Objective: To explore the methods and appliaction value for self-constructing brainstem fiber bundles by neurosurgeon through 3D-Slicer software in neurosurgical preoperative planning. Methods: The DCIOM format imaging data of 31 patients with neurosurgical brainstem lesions were collected who admitted to Neurosurgery Department at the First Affiliated Hospital of Chongqing Medical University from June 2018 to May 2019 and imported into the 3D-Slicer software system. The neurosurgery specialists independently constructed the fiber bundles to generate two-dimensional Fraction Anisotropy maps, Directionally Encoded Color maps and three-dimensional fiber bundle tracing maps. Building a preopertive virtual pathological anatomical imaging system and understanding the three-dimensional pathological anatomical relationship between lesions and brain stem fiber bundles to develop an accurate surgical approach and simulate surgicalprocedures before surgery. Results: All cases were reconstructed by neurosurgeon, and the self-constructed 3D virtual images were used to develop the surgical plan. All the operations were successfully completed under the assistance of microsurgical techniques and neuroendoscopy while avoiding fiber bundles as much as possible, and the total or subtotal tumor was achieved without damage to the fiber bundle. After operation, the symptoms of new brainstem fiber bundle injury were mild. 31 patients were followed up 3 months after operation without obvious symptoms of brainstem fiber bundle injury, and 31 patients were followed up 6 months after operation without obvious symptoms of brainstem fiber bundle injury. Conclusions: Constructing brainstem fiber bundles by neurosurgeon can accurately and purposefully reconstruct the shape of brainstem fiber bundles, so that neurosurgeons can more accurately understand the three-dimensional pathological anatomical relationship between tumor and brain stem fiber bundles. In order to formulate the surgical plan in a more reasonable way, choose the optimal surgical approach, understand the location of the "relative safe area" , and be more confident to avoid damage to the brain stem fiber bundle while achieving subtotal or total resection of the tumor,also the nerve function of the patient is preserved as much as possible.
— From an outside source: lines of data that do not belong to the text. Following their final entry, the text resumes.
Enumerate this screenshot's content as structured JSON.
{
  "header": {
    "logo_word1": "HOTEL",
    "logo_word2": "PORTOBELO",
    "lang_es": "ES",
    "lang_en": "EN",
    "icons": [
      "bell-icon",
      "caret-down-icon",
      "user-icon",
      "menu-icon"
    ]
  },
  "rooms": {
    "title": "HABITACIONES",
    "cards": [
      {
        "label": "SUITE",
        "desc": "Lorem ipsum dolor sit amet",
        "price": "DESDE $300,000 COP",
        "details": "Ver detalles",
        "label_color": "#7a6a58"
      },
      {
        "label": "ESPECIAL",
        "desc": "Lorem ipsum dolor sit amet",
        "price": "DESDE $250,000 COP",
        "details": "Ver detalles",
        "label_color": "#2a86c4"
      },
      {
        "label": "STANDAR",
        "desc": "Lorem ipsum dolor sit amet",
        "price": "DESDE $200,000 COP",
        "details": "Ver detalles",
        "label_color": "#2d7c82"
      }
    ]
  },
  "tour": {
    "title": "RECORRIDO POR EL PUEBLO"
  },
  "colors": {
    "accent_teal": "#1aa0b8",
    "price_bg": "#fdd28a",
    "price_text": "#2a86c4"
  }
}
目的: 探究在显微神经外科术前计划中神经外科专科医生通过3D-Slicer软件自主构建脑干纤维束的方法与应用价值。 方法: 收集2018年6月至2019年5月重庆医科大学附属第一医院神经外科31例脑干区域病变住院患者DCIOM格式影像学资料并导入3D-Slicer软件系统由神经外科专科医生自主构建纤维束,分别生成二维部分各向异性(FA)图、方向编码彩色(DEC)图及三维纤维束示踪图,构建术前虚拟病理解剖影像系统,了解肿瘤与脑干纤维束的三维病理解剖关系,制定精确的手术入路,术前模拟手术步骤。 结果: 全部病例均由神经外科专科医生自主重建脑干纤维束,利用自主构建的的三维虚拟影像进行手术计划的制定,尽量避开脑干纤维束操作,在显微神经外科技术及神经内镜辅助下顺利完成所有手术,31例病例均在避免损伤纤维束的前提下达到全切或者次全切肿瘤,术后新发脑干纤维束损伤症状轻微,术后3个月随访31例患者未见明显脑干纤维束损害症状,术后6个月随访31例患者亦未见明显脑干纤维束损害症状。 结论: 由神经外科专科医生自主构建脑干纤维束可精确地、有的放矢地重建脑干纤维束的走形,可更加精确地了解肿瘤与脑干纤维束的三维病理解剖关系,更加合理地制定手术计划,确定"相对安全区"位置,选择最优手术入路,以最大限度避免损伤脑干纤维束达到肿瘤次全或全切除。.
Keywords: Brainstem; Fiber bundle; Imaging, Three-Dimensional; Microsurgery; Neurosurgeons.